We mine for “information of interest” from the enormous archive of data with the use of Statistical Machine Learning approach, and retrieve knowledge that people have overlooked.
Mining for Value concealed in Data
People have long summarized their thoughts and acquired knowledge into documents, and libraries have been the place to collect, archive, and read such documentation. The University of Tokyo Library is no exception, with research papers and large amounts of reference material, valuable to academic research and education, accumulated every day. The documents are opened to the university members and the public for viewing, and also converted into digital format. On the other hand, there are exponential amounts of machine generated data appearing daily on the websites, formulating a new repository of information. In 2009, the Academic Information Science Research Division started our activity to provide an integrated navigation interface and tools, to make practical use of this ever expanding data.
How do we find what is needed, from a huge pile of incremental data, and to simplify extraction of knowledge embedded in various formats of data? We have applied statistical machine learning techniques, to deliver a more human-friendly way to search for information, in combination with data mining methods to make information more available.
The value of data analysis using machine learning methods have increased, with the rise of massive volumes of data. Therefore, research on technologies to efficiently process large amounts of data in parallel, and to create large peta-scale databases, have become as vital as the theoretical research on how to create a statistical model for data mining applications.
Search Features that are Friendly to Human Thought Process
The “Library Information Navigator” has integrated Wikipedia classification categories with traditional library classification categories. The system makes use of the information on the web, to present related keywords to enable users to become aware of related works, and navigate them to references and journals archived in the library. This system has not only been deployed on University of Tokyo campus, but also has been adopted by libraries in other universities, and the Japanese National Diet Library.

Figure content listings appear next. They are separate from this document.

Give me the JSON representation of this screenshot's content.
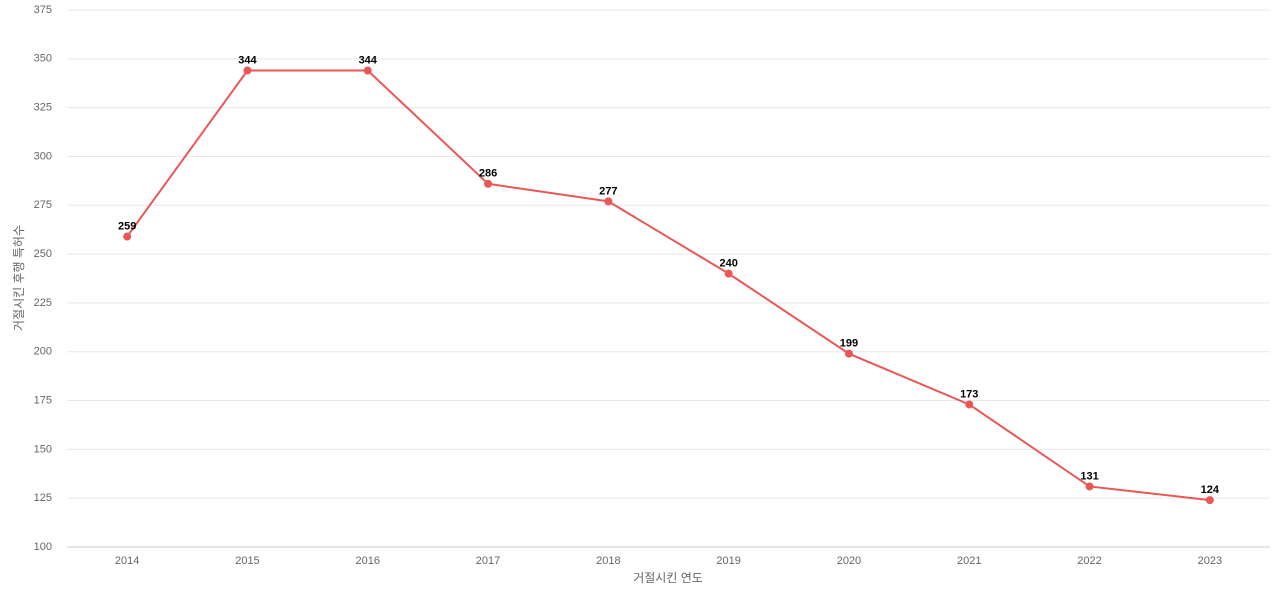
{
  "chart_data": {
    "type": "line",
    "x_label": "거절시킨 연도",
    "y_label": "거절시킨 후행 특허수",
    "categories": [
      "2014",
      "2015",
      "2016",
      "2017",
      "2018",
      "2019",
      "2020",
      "2021",
      "2022",
      "2023"
    ],
    "series": [
      {
        "name": "후행 특허수",
        "color": "#eb5757",
        "values": [
          259,
          344,
          344,
          286,
          277,
          240,
          199,
          173,
          131,
          124
        ]
      }
    ],
    "ylim": [
      100,
      375
    ],
    "yticks": [
      100,
      125,
      150,
      175,
      200,
      225,
      250,
      275,
      300,
      325,
      350,
      375
    ],
    "grid": true
  }
}
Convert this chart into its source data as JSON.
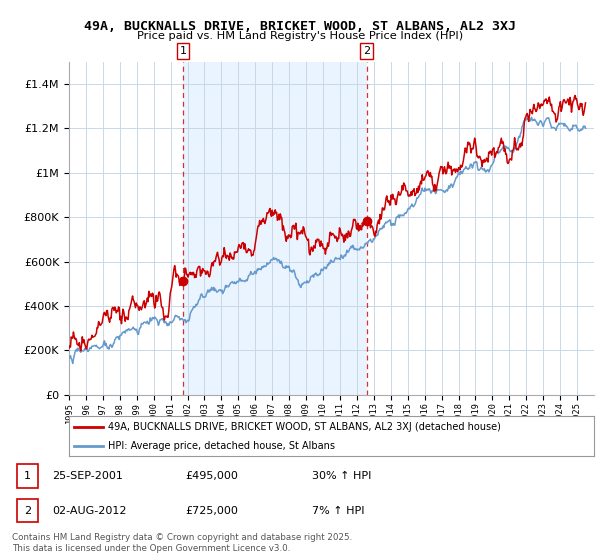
{
  "title": "49A, BUCKNALLS DRIVE, BRICKET WOOD, ST ALBANS, AL2 3XJ",
  "subtitle": "Price paid vs. HM Land Registry's House Price Index (HPI)",
  "red_color": "#cc0000",
  "blue_color": "#6699cc",
  "background_color": "#ffffff",
  "grid_color": "#c8d8e8",
  "annotation_vline_color": "#cc0000",
  "annotation_bg_color": "#ddeeff",
  "annotation1": {
    "label": "1",
    "date_str": "25-SEP-2001",
    "price": "£495,000",
    "hpi_str": "30% ↑ HPI",
    "year": 2001.73
  },
  "annotation2": {
    "label": "2",
    "date_str": "02-AUG-2012",
    "price": "£725,000",
    "hpi_str": "7% ↑ HPI",
    "year": 2012.58
  },
  "legend_line1": "49A, BUCKNALLS DRIVE, BRICKET WOOD, ST ALBANS, AL2 3XJ (detached house)",
  "legend_line2": "HPI: Average price, detached house, St Albans",
  "footer": "Contains HM Land Registry data © Crown copyright and database right 2025.\nThis data is licensed under the Open Government Licence v3.0.",
  "ylim": [
    0,
    1500000
  ],
  "xlim": [
    1995,
    2026
  ]
}
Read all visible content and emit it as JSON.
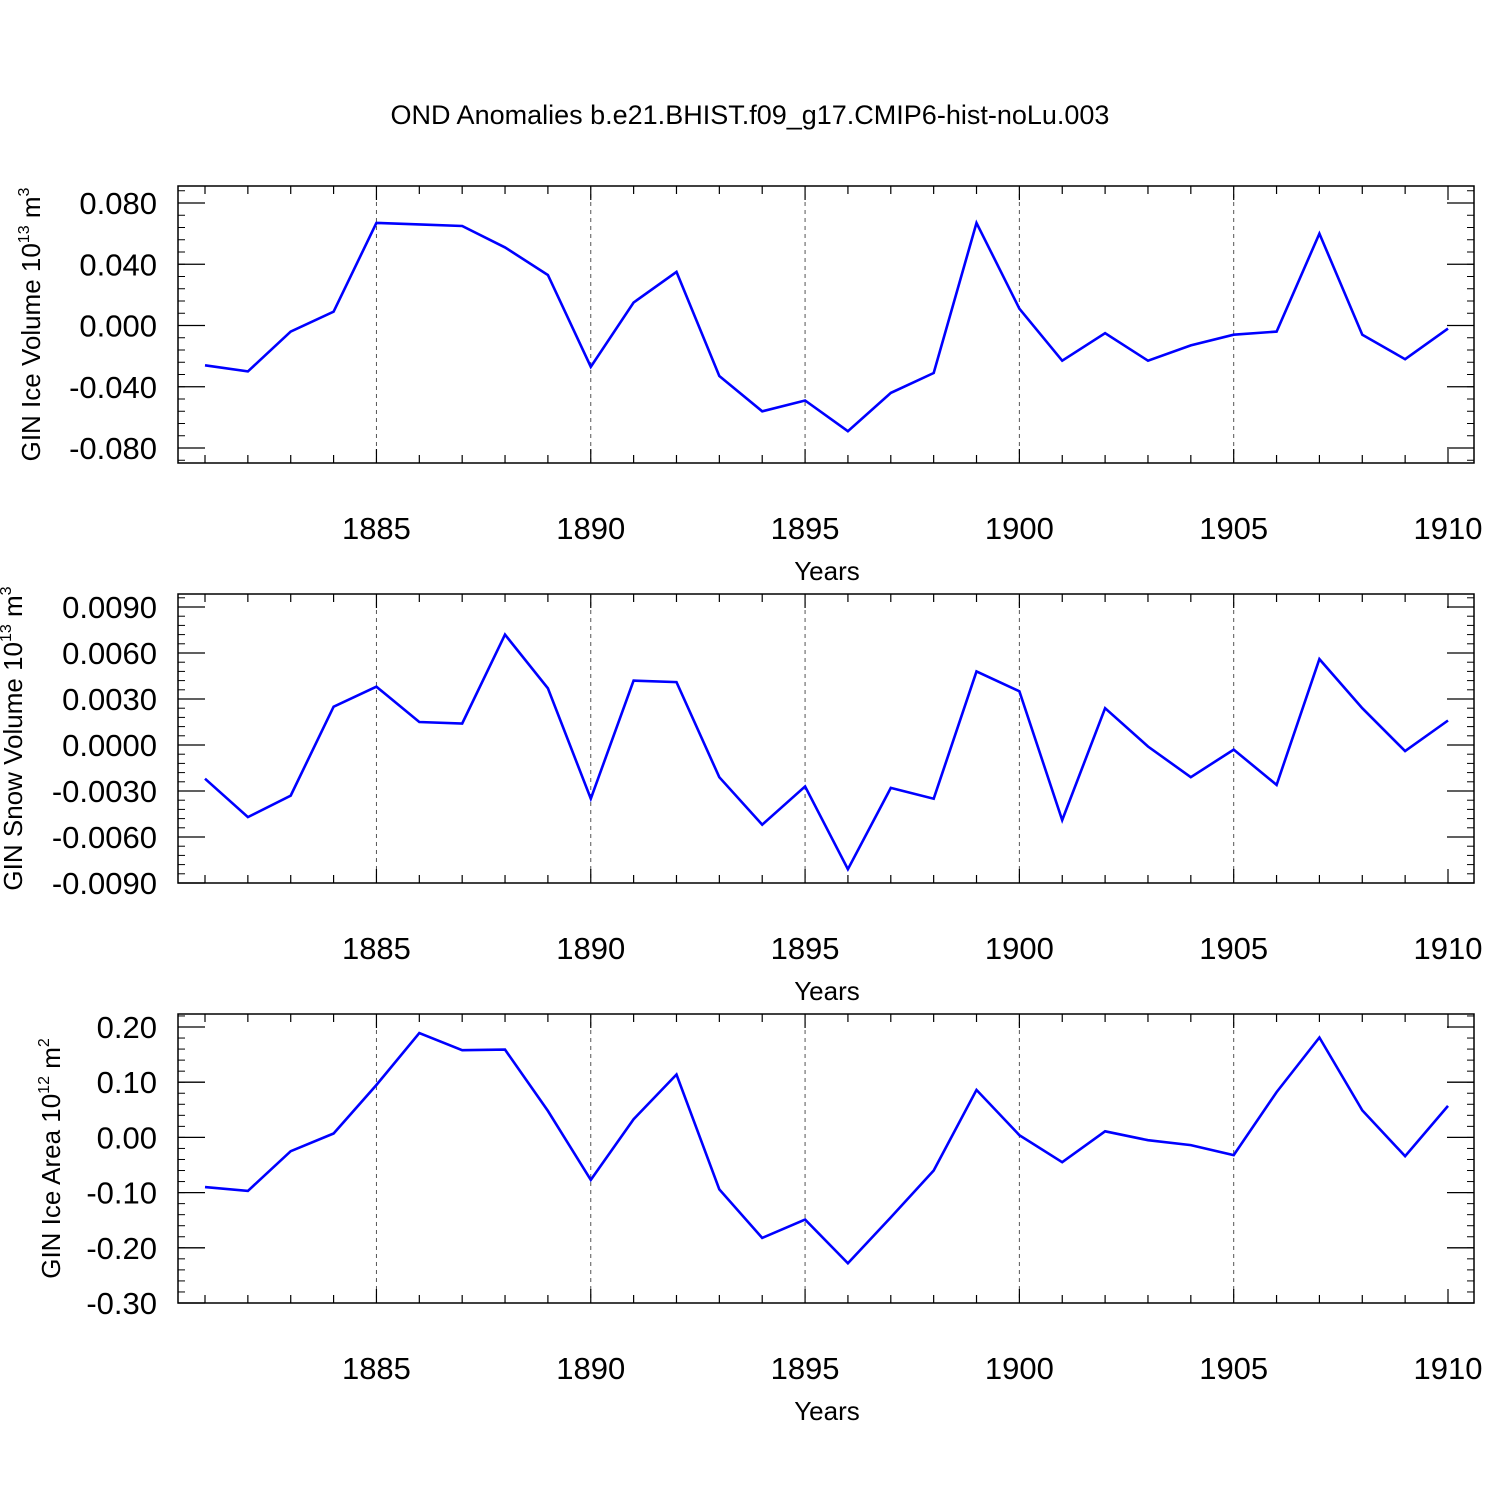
{
  "title": "OND Anomalies b.e21.BHIST.f09_g17.CMIP6-hist-noLu.003",
  "colors": {
    "series": "#0000ff",
    "axis": "#000000",
    "grid": "#555555"
  },
  "chart_data": [
    {
      "type": "line",
      "title": "",
      "xlabel": "Years",
      "ylabel_base": "GIN Ice Volume 10",
      "ylabel_exp": "13",
      "ylabel_unit": " m",
      "ylabel_unit_exp": "3",
      "xlim": [
        1881,
        1910
      ],
      "ylim": [
        -0.09,
        0.09
      ],
      "xticks": [
        1885,
        1890,
        1895,
        1900,
        1905,
        1910
      ],
      "xtick_labels": [
        "1885",
        "1890",
        "1895",
        "1900",
        "1905",
        "1910"
      ],
      "yticks": [
        0.08,
        0.04,
        0.0,
        -0.04,
        -0.08
      ],
      "ytick_labels": [
        "0.080",
        "0.040",
        "0.000",
        "-0.040",
        "-0.080"
      ],
      "grid": "vertical dashed at major x ticks",
      "x": [
        1881,
        1882,
        1883,
        1884,
        1885,
        1886,
        1887,
        1888,
        1889,
        1890,
        1891,
        1892,
        1893,
        1894,
        1895,
        1896,
        1897,
        1898,
        1899,
        1900,
        1901,
        1902,
        1903,
        1904,
        1905,
        1906,
        1907,
        1908,
        1909,
        1910
      ],
      "series": [
        {
          "name": "GIN Ice Volume",
          "values": [
            -0.026,
            -0.03,
            -0.004,
            0.009,
            0.067,
            0.066,
            0.065,
            0.051,
            0.033,
            -0.027,
            0.015,
            0.035,
            -0.033,
            -0.056,
            -0.049,
            -0.069,
            -0.044,
            -0.031,
            0.067,
            0.011,
            -0.023,
            -0.005,
            -0.023,
            -0.013,
            -0.006,
            -0.004,
            0.06,
            -0.006,
            -0.022,
            -0.002
          ]
        }
      ]
    },
    {
      "type": "line",
      "title": "",
      "xlabel": "Years",
      "ylabel_base": "GIN Snow Volume 10",
      "ylabel_exp": "13",
      "ylabel_unit": " m",
      "ylabel_unit_exp": "3",
      "xlim": [
        1881,
        1910
      ],
      "ylim": [
        -0.009,
        0.009
      ],
      "xticks": [
        1885,
        1890,
        1895,
        1900,
        1905,
        1910
      ],
      "xtick_labels": [
        "1885",
        "1890",
        "1895",
        "1900",
        "1905",
        "1910"
      ],
      "yticks": [
        0.009,
        0.006,
        0.003,
        0.0,
        -0.003,
        -0.006,
        -0.009
      ],
      "ytick_labels": [
        "0.0090",
        "0.0060",
        "0.0030",
        "0.0000",
        "-0.0030",
        "-0.0060",
        "-0.0090"
      ],
      "grid": "vertical dashed at major x ticks",
      "x": [
        1881,
        1882,
        1883,
        1884,
        1885,
        1886,
        1887,
        1888,
        1889,
        1890,
        1891,
        1892,
        1893,
        1894,
        1895,
        1896,
        1897,
        1898,
        1899,
        1900,
        1901,
        1902,
        1903,
        1904,
        1905,
        1906,
        1907,
        1908,
        1909,
        1910
      ],
      "series": [
        {
          "name": "GIN Snow Volume",
          "values": [
            -0.0022,
            -0.0047,
            -0.0033,
            0.0025,
            0.0038,
            0.0015,
            0.0014,
            0.0072,
            0.0037,
            -0.0035,
            0.0042,
            0.0041,
            -0.0021,
            -0.0052,
            -0.0027,
            -0.0081,
            -0.0028,
            -0.0035,
            0.0048,
            0.0035,
            -0.0049,
            0.0024,
            -0.0001,
            -0.0021,
            -0.0003,
            -0.0026,
            0.0056,
            0.0024,
            -0.0004,
            0.0016
          ]
        }
      ]
    },
    {
      "type": "line",
      "title": "",
      "xlabel": "Years",
      "ylabel_base": "GIN Ice Area 10",
      "ylabel_exp": "12",
      "ylabel_unit": " m",
      "ylabel_unit_exp": "2",
      "xlim": [
        1881,
        1910
      ],
      "ylim": [
        -0.3,
        0.2
      ],
      "xticks": [
        1885,
        1890,
        1895,
        1900,
        1905,
        1910
      ],
      "xtick_labels": [
        "1885",
        "1890",
        "1895",
        "1900",
        "1905",
        "1910"
      ],
      "yticks": [
        0.2,
        0.1,
        0.0,
        -0.1,
        -0.2,
        -0.3
      ],
      "ytick_labels": [
        "0.20",
        "0.10",
        "0.00",
        "-0.10",
        "-0.20",
        "-0.30"
      ],
      "grid": "vertical dashed at major x ticks",
      "x": [
        1881,
        1882,
        1883,
        1884,
        1885,
        1886,
        1887,
        1888,
        1889,
        1890,
        1891,
        1892,
        1893,
        1894,
        1895,
        1896,
        1897,
        1898,
        1899,
        1900,
        1901,
        1902,
        1903,
        1904,
        1905,
        1906,
        1907,
        1908,
        1909,
        1910
      ],
      "series": [
        {
          "name": "GIN Ice Area",
          "values": [
            -0.09,
            -0.097,
            -0.025,
            0.007,
            0.095,
            0.189,
            0.158,
            0.159,
            0.048,
            -0.077,
            0.033,
            0.114,
            -0.094,
            -0.182,
            -0.149,
            -0.228,
            -0.145,
            -0.06,
            0.086,
            0.004,
            -0.045,
            0.011,
            -0.005,
            -0.014,
            -0.032,
            0.082,
            0.181,
            0.049,
            -0.034,
            0.057
          ]
        }
      ]
    }
  ]
}
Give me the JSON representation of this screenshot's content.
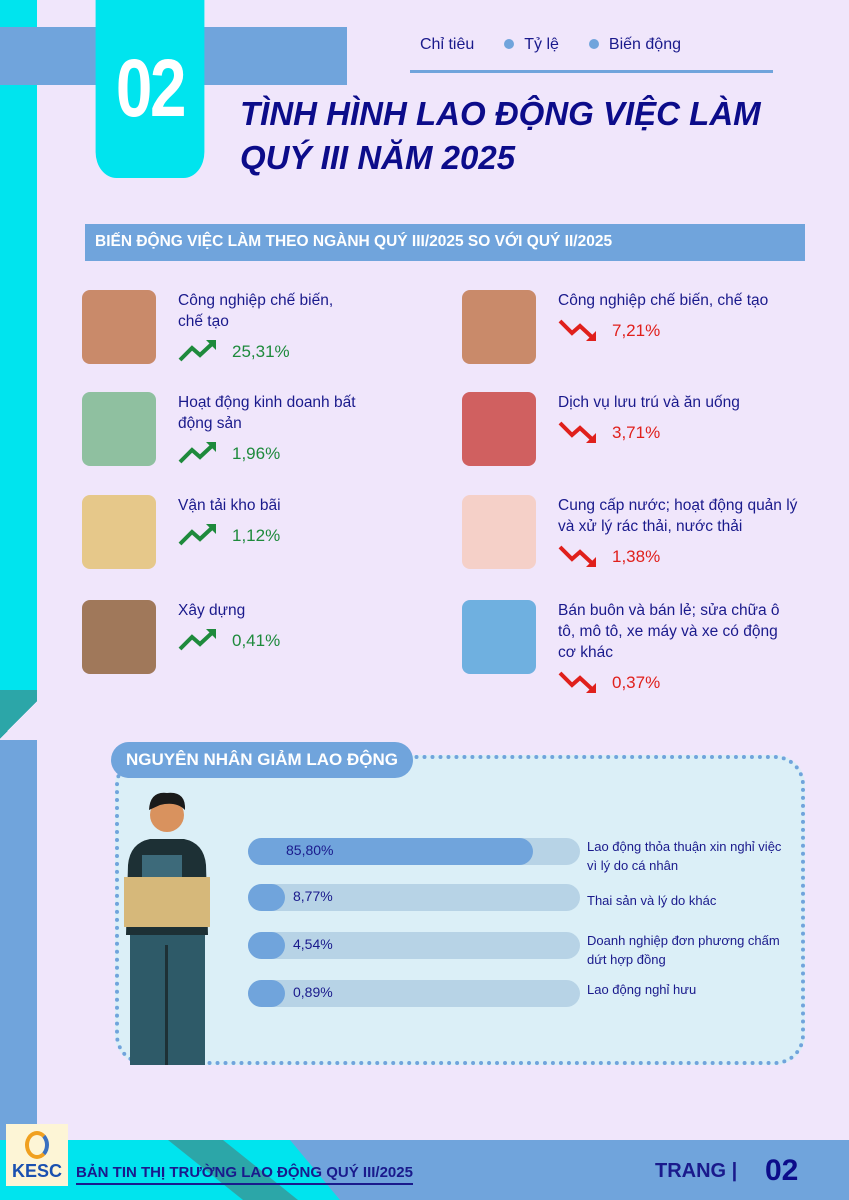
{
  "header": {
    "section_number": "02",
    "legend": [
      "Chỉ tiêu",
      "Tỷ lệ",
      "Biến động"
    ],
    "title_line1": "TÌNH HÌNH LAO ĐỘNG VIỆC LÀM",
    "title_line2": "QUÝ III NĂM 2025"
  },
  "sectors": {
    "title": "BIẾN ĐỘNG VIỆC LÀM THEO NGÀNH QUÝ III/2025 SO VỚI QUÝ II/2025",
    "increase": [
      {
        "label": "Công nghiệp chế biến, chế tạo",
        "value": "25,31%",
        "icon": "factory-icon"
      },
      {
        "label": "Hoạt động kinh doanh bất động sản",
        "value": "1,96%",
        "icon": "real-estate-icon"
      },
      {
        "label": "Vận tải kho bãi",
        "value": "1,12%",
        "icon": "logistics-icon"
      },
      {
        "label": "Xây dựng",
        "value": "0,41%",
        "icon": "construction-icon"
      }
    ],
    "decrease": [
      {
        "label": "Công nghiệp chế biến, chế tạo",
        "value": "7,21%",
        "icon": "factory-icon"
      },
      {
        "label": "Dịch vụ lưu trú và ăn uống",
        "value": "3,71%",
        "icon": "hotel-icon"
      },
      {
        "label": "Cung cấp nước; hoạt động quản lý và xử lý rác thải, nước thải",
        "value": "1,38%",
        "icon": "waste-icon"
      },
      {
        "label": "Bán buôn và bán lẻ; sửa chữa ô tô, mô tô, xe máy và xe có động cơ khác",
        "value": "0,37%",
        "icon": "retail-icon"
      }
    ],
    "colors": {
      "up": "#1e8a3c",
      "down": "#e0201c"
    }
  },
  "reasons": {
    "title": "NGUYÊN NHÂN GIẢM LAO ĐỘNG",
    "items": [
      {
        "label": "Lao động thỏa thuận xin nghỉ việc vì lý do cá nhân",
        "value": "85,80%",
        "percent": 85.8
      },
      {
        "label": "Thai sản và lý do khác",
        "value": "8,77%",
        "percent": 8.77
      },
      {
        "label": "Doanh nghiệp đơn phương chấm dứt hợp đồng",
        "value": "4,54%",
        "percent": 4.54
      },
      {
        "label": "Lao động nghỉ hưu",
        "value": "0,89%",
        "percent": 0.89
      }
    ]
  },
  "footer": {
    "logo_text": "KESC",
    "title": "BẢN TIN THỊ TRƯỜNG LAO ĐỘNG QUÝ III/2025",
    "page_label": "TRANG |",
    "page_number": "02"
  }
}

“Deep” Data Analysis to Meet Human Needs
Search Engine results do not always fulfill the priority of information we are looking for. Our research aims to supplement the “something not quite there” aspect by performing a deeper analysis on web based information being searched. When academic research is done by different scientists with similar names, the “Nayose” (meaning aggregation by names) system will sort the data belonging to each research scientist according to context. Similarly, the “GENSEN web” (meaning carefully selected) will display terminology used in journals of specific areas of study, in order of importance in the area of research.
Data Driven Intelligence
We are researching ways to apply statistical machine learning methods to extract certain topics from massive volumes of data, and classify them automatically. The value here in not only in the automation that relieves people from the task, but also finding new correlation in the data attributes that people may have overlooked.
Data Mining with Privacy in Consideration
We are looking into methods to perform integrated multi-corporation customer data mining, without one company disclosing the customer information to any other member. With the progress in this field of research, applications such as linking hospital records together, to trace how the infection of an epidemic spread, while still protecting personal medication information privacy at the same time, will be possible.